Durée : 1h27mn
Titre original : Black Caesar
Ce très gros succès de la Blaxploitation est un film de gangster efficace, doublé d’un discours social nécessaire, mais pas assez approfondi.
L’argument : Un policier ripou frappe un adolescent qui devient plus tard le roi du crime à Harlem. Il cherche alors à se venger.

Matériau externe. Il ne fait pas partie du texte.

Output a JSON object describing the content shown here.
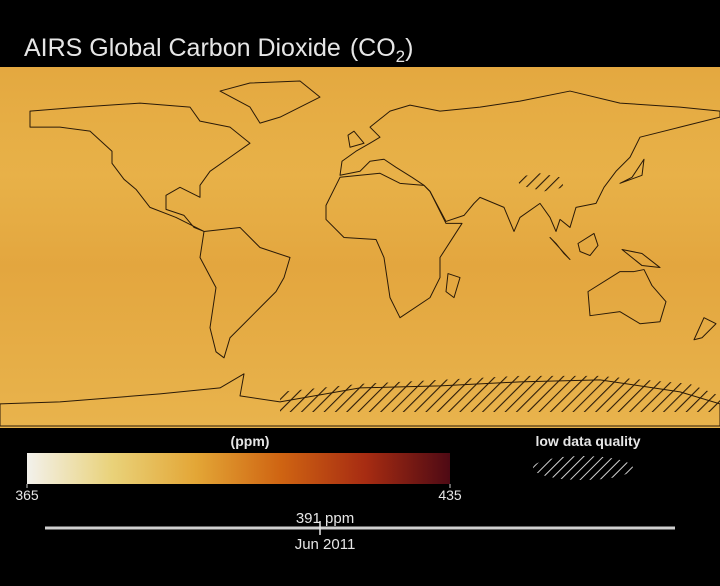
{
  "title": {
    "text": "AIRS Global Carbon Dioxide",
    "formula": "(CO",
    "subscript": "2",
    "closing": ")"
  },
  "map": {
    "fill": "#e6ae45",
    "land_outline": "#2a1a08"
  },
  "colorbar": {
    "unit": "(ppm)",
    "ticks": [
      365,
      435
    ],
    "colors": [
      "#f3f1ec",
      "#e9d27a",
      "#e3a636",
      "#cf6412",
      "#a72c12",
      "#4e0a14"
    ]
  },
  "legend": {
    "label": "low data quality"
  },
  "timeline": {
    "reading": "391 ppm",
    "date": "Jun 2011"
  }
}
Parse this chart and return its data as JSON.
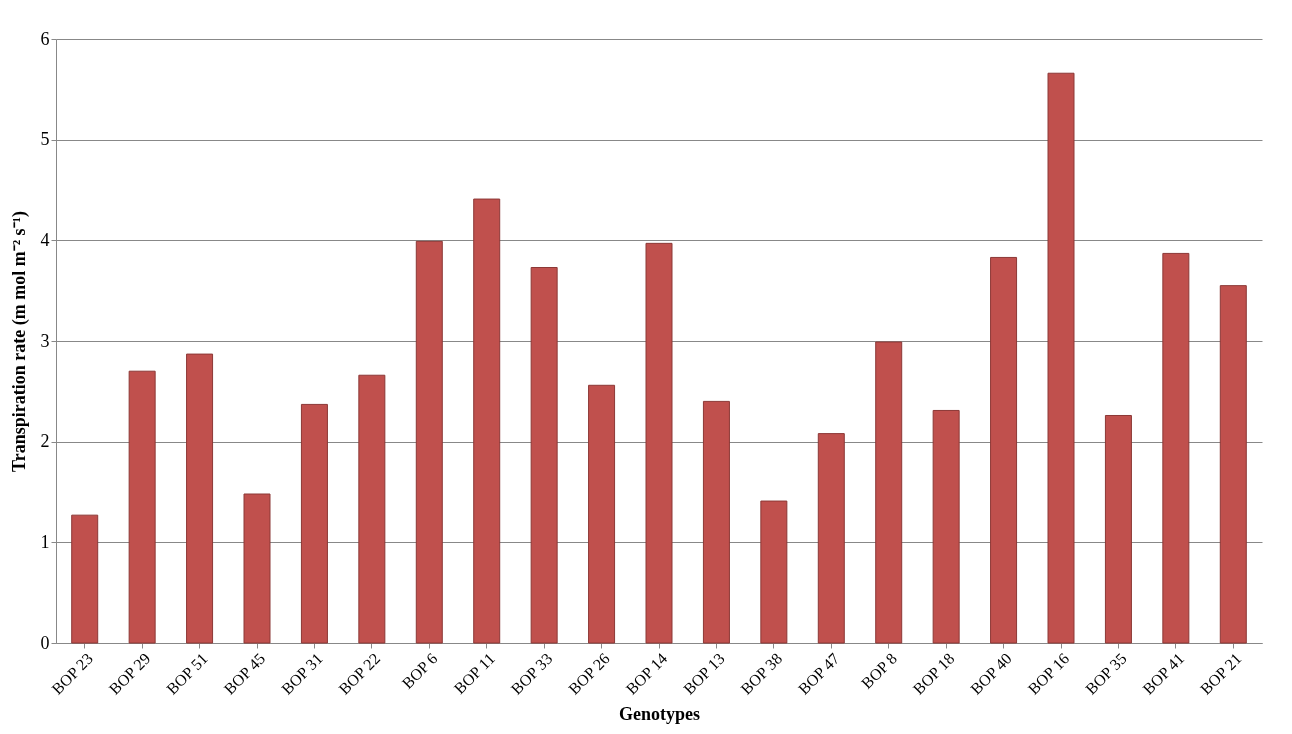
{
  "chart_data": {
    "type": "bar",
    "xlabel": "Genotypes",
    "ylabel": "Transpiration rate (m mol m⁻² s⁻¹)",
    "categories": [
      "BOP 23",
      "BOP 29",
      "BOP 51",
      "BOP 45",
      "BOP 31",
      "BOP 22",
      "BOP 6",
      "BOP 11",
      "BOP 33",
      "BOP 26",
      "BOP 14",
      "BOP 13",
      "BOP 38",
      "BOP 47",
      "BOP 8",
      "BOP 18",
      "BOP 40",
      "BOP 16",
      "BOP 35",
      "BOP 41",
      "BOP 21"
    ],
    "series": [
      {
        "color": "#c0504d",
        "values": [
          1.27,
          2.7,
          2.87,
          1.48,
          2.37,
          2.66,
          3.99,
          4.41,
          3.73,
          2.56,
          3.97,
          2.4,
          1.41,
          2.08,
          2.99,
          2.31,
          3.83,
          5.66,
          2.26,
          3.87,
          3.55
        ]
      }
    ],
    "ylim": [
      0,
      6
    ],
    "yticks": [
      0,
      1,
      2,
      3,
      4,
      5,
      6
    ],
    "grid": "y",
    "legend": false
  }
}
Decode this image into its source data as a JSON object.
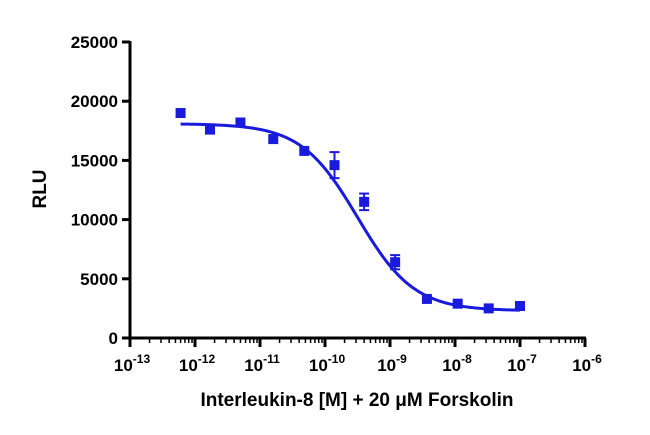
{
  "chart_data": {
    "type": "scatter",
    "xlabel": "Interleukin-8 [M] + 20 μM Forskolin",
    "ylabel": "RLU",
    "xscale": "log",
    "xlim": [
      1e-13,
      1e-06
    ],
    "ylim": [
      0,
      25000
    ],
    "x_ticks": [
      {
        "value": 1e-13,
        "base": "10",
        "exp": "-13"
      },
      {
        "value": 1e-12,
        "base": "10",
        "exp": "-12"
      },
      {
        "value": 1e-11,
        "base": "10",
        "exp": "-11"
      },
      {
        "value": 1e-10,
        "base": "10",
        "exp": "-10"
      },
      {
        "value": 1e-09,
        "base": "10",
        "exp": "-9"
      },
      {
        "value": 1e-08,
        "base": "10",
        "exp": "-8"
      },
      {
        "value": 1e-07,
        "base": "10",
        "exp": "-7"
      },
      {
        "value": 1e-06,
        "base": "10",
        "exp": "-6"
      }
    ],
    "y_ticks": [
      {
        "value": 0,
        "label": "0"
      },
      {
        "value": 5000,
        "label": "5000"
      },
      {
        "value": 10000,
        "label": "10000"
      },
      {
        "value": 15000,
        "label": "15000"
      },
      {
        "value": 20000,
        "label": "20000"
      },
      {
        "value": 25000,
        "label": "25000"
      }
    ],
    "color": "#1a1adc",
    "points": [
      {
        "x": 6e-13,
        "y": 19000,
        "err": 0
      },
      {
        "x": 1.7e-12,
        "y": 17600,
        "err": 0
      },
      {
        "x": 5e-12,
        "y": 18200,
        "err": 0
      },
      {
        "x": 1.6e-11,
        "y": 16800,
        "err": 0
      },
      {
        "x": 4.8e-11,
        "y": 15800,
        "err": 0
      },
      {
        "x": 1.4e-10,
        "y": 14600,
        "err": 1100
      },
      {
        "x": 4e-10,
        "y": 11500,
        "err": 700
      },
      {
        "x": 1.2e-09,
        "y": 6400,
        "err": 600
      },
      {
        "x": 3.7e-09,
        "y": 3300,
        "err": 0
      },
      {
        "x": 1.1e-08,
        "y": 2900,
        "err": 0
      },
      {
        "x": 3.3e-08,
        "y": 2500,
        "err": 0
      },
      {
        "x": 1e-07,
        "y": 2700,
        "err": 0
      }
    ],
    "fit": {
      "model": "four-parameter logistic",
      "top": 18100,
      "bottom": 2300,
      "logEC50": -9.5,
      "hill": -1.0
    },
    "grid": false,
    "legend": "none"
  }
}
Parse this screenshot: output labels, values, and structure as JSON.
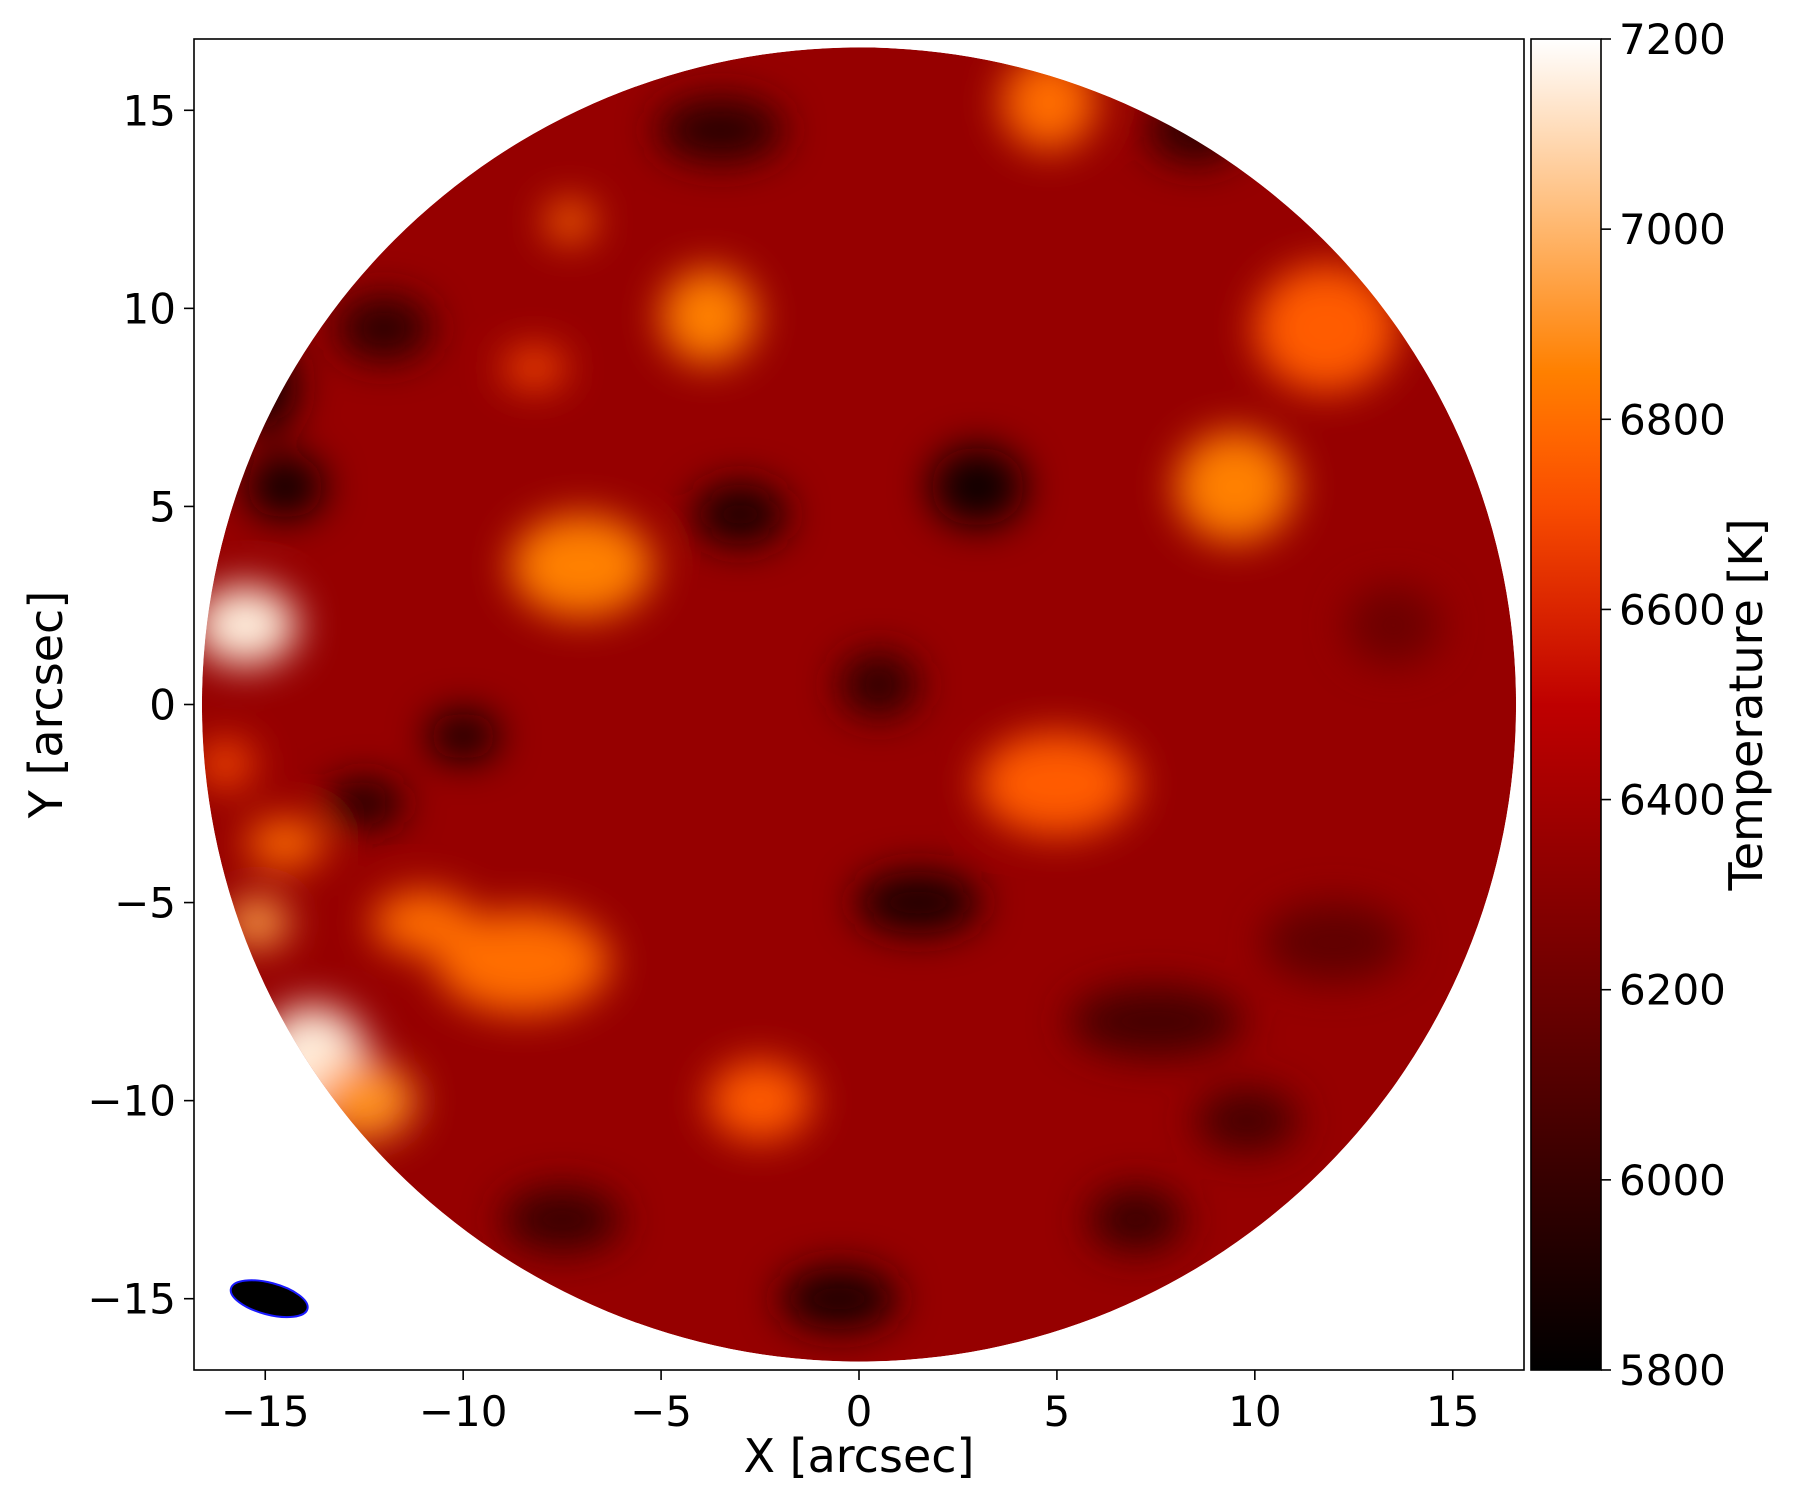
{
  "chart_data": {
    "type": "heatmap",
    "title": "",
    "xlabel": "X [arcsec]",
    "ylabel": "Y [arcsec]",
    "xlim": [
      -16.8,
      16.8
    ],
    "ylim": [
      -16.8,
      16.8
    ],
    "x_ticks": [
      -15,
      -10,
      -5,
      0,
      5,
      10,
      15
    ],
    "y_ticks": [
      -15,
      -10,
      -5,
      0,
      5,
      10,
      15
    ],
    "x_tick_labels": [
      "−15",
      "−10",
      "−5",
      "0",
      "5",
      "10",
      "15"
    ],
    "y_tick_labels": [
      "−15",
      "−10",
      "−5",
      "0",
      "5",
      "10",
      "15"
    ],
    "field_of_view": {
      "shape": "circle",
      "center": [
        0,
        0
      ],
      "radius": 16.6
    },
    "colorbar": {
      "label": "Temperature [K]",
      "min": 5800,
      "max": 7200,
      "ticks": [
        5800,
        6000,
        6200,
        6400,
        6600,
        6800,
        7000,
        7200
      ],
      "tick_labels": [
        "5800",
        "6000",
        "6200",
        "6400",
        "6600",
        "6800",
        "7000",
        "7200"
      ],
      "colormap": "gist_heat"
    },
    "background_temperature": 6350,
    "features": [
      {
        "x": -15.5,
        "y": 2.0,
        "temperature": 7150,
        "sx": 1.3,
        "sy": 1.0
      },
      {
        "x": -13.8,
        "y": -9.0,
        "temperature": 7150,
        "sx": 1.4,
        "sy": 1.4
      },
      {
        "x": -12.5,
        "y": -10.0,
        "temperature": 6900,
        "sx": 1.3,
        "sy": 1.0
      },
      {
        "x": -15.2,
        "y": -5.5,
        "temperature": 6950,
        "sx": 0.8,
        "sy": 0.6
      },
      {
        "x": -14.5,
        "y": -3.5,
        "temperature": 6800,
        "sx": 1.0,
        "sy": 0.6
      },
      {
        "x": -16.0,
        "y": -1.5,
        "temperature": 6700,
        "sx": 0.7,
        "sy": 0.6
      },
      {
        "x": -7.0,
        "y": 3.5,
        "temperature": 6850,
        "sx": 1.8,
        "sy": 1.3
      },
      {
        "x": -3.8,
        "y": 9.8,
        "temperature": 6850,
        "sx": 1.2,
        "sy": 1.2
      },
      {
        "x": -7.3,
        "y": 12.2,
        "temperature": 6800,
        "sx": 0.6,
        "sy": 0.5
      },
      {
        "x": -8.2,
        "y": 8.5,
        "temperature": 6700,
        "sx": 0.8,
        "sy": 0.5
      },
      {
        "x": 4.8,
        "y": 15.2,
        "temperature": 6800,
        "sx": 1.2,
        "sy": 1.2
      },
      {
        "x": 11.8,
        "y": 9.5,
        "temperature": 6750,
        "sx": 1.8,
        "sy": 1.6
      },
      {
        "x": 9.5,
        "y": 5.5,
        "temperature": 6850,
        "sx": 1.5,
        "sy": 1.4
      },
      {
        "x": 5.0,
        "y": -2.0,
        "temperature": 6750,
        "sx": 2.0,
        "sy": 1.3
      },
      {
        "x": -8.5,
        "y": -6.5,
        "temperature": 6800,
        "sx": 2.2,
        "sy": 1.3
      },
      {
        "x": -11.0,
        "y": -5.5,
        "temperature": 6800,
        "sx": 1.3,
        "sy": 0.8
      },
      {
        "x": -2.5,
        "y": -10.0,
        "temperature": 6750,
        "sx": 1.3,
        "sy": 1.0
      },
      {
        "x": 3.0,
        "y": 5.5,
        "temperature": 5850,
        "sx": 1.2,
        "sy": 1.0
      },
      {
        "x": -3.0,
        "y": 4.8,
        "temperature": 5900,
        "sx": 1.2,
        "sy": 0.8
      },
      {
        "x": -10.0,
        "y": -0.8,
        "temperature": 5850,
        "sx": 0.9,
        "sy": 0.6
      },
      {
        "x": -12.5,
        "y": -2.5,
        "temperature": 5900,
        "sx": 1.0,
        "sy": 0.6
      },
      {
        "x": -14.5,
        "y": 5.5,
        "temperature": 5850,
        "sx": 1.0,
        "sy": 0.8
      },
      {
        "x": -15.0,
        "y": 8.0,
        "temperature": 5900,
        "sx": 0.8,
        "sy": 1.2
      },
      {
        "x": -12.0,
        "y": 9.5,
        "temperature": 5950,
        "sx": 1.2,
        "sy": 0.8
      },
      {
        "x": -3.5,
        "y": 14.5,
        "temperature": 5950,
        "sx": 1.6,
        "sy": 0.8
      },
      {
        "x": 8.5,
        "y": 14.5,
        "temperature": 5950,
        "sx": 1.2,
        "sy": 0.8
      },
      {
        "x": 1.5,
        "y": -5.0,
        "temperature": 5900,
        "sx": 1.6,
        "sy": 0.8
      },
      {
        "x": -0.5,
        "y": -15.0,
        "temperature": 5900,
        "sx": 1.5,
        "sy": 0.8
      },
      {
        "x": 9.8,
        "y": -10.5,
        "temperature": 6050,
        "sx": 1.3,
        "sy": 0.8
      },
      {
        "x": -7.5,
        "y": -13.0,
        "temperature": 6000,
        "sx": 1.5,
        "sy": 0.8
      },
      {
        "x": 7.5,
        "y": -8.0,
        "temperature": 6050,
        "sx": 2.2,
        "sy": 0.9
      },
      {
        "x": 0.5,
        "y": 0.5,
        "temperature": 5950,
        "sx": 1.0,
        "sy": 0.8
      },
      {
        "x": 7.0,
        "y": -13.0,
        "temperature": 6000,
        "sx": 1.2,
        "sy": 0.8
      },
      {
        "x": 12.0,
        "y": -6.0,
        "temperature": 6150,
        "sx": 1.8,
        "sy": 1.0
      },
      {
        "x": 13.5,
        "y": 2.0,
        "temperature": 6200,
        "sx": 1.2,
        "sy": 1.0
      }
    ],
    "beam": {
      "shape": "ellipse",
      "center": [
        -14.9,
        -15.0
      ],
      "major_axis": 2.0,
      "minor_axis": 0.8,
      "position_angle_deg": -15,
      "fill": "#000000",
      "edge": "#1a1aff"
    }
  }
}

Notre avis : Deuxième opus du cinéaste blanc Larry Cohen, Black Caesar (1973) cherche habilement à exploiter deux filons très lucratifs en ce début des années 70. Tout d’abord, il se place dans la mouvance de la Blaxploitation qui sévit aux States depuis 1971. Suite aux mouvements pour les droits civiques et aux nombreuses émeutes qui ont enflammé les quartiers noirs dans les années 60, certains réalisateurs de couleur dont Melvin Van Peebles ont choisi de traiter des problèmes de leur communauté au travers de métrages subversifs et revendicatifs. Pourtant, le mouvement est rapidement récupéré par les studios qui voient là un moyen de gagner de l’argent en attirant dans les salles ceux qui, d’habitude, en étaient exclus. Dès lors, on voit fleurir un nombre incalculable d’œuvres de série B exploitant des genres traditionnels et dont la seule "originalité" est d’avoir pour protagonistes des Noirs. Larry Cohen profite également du retour en force du film de gangsters avec les succès de French connection (William Friedkin, 1971) et surtout du Parrain (Francis Ford Coppola, 1972).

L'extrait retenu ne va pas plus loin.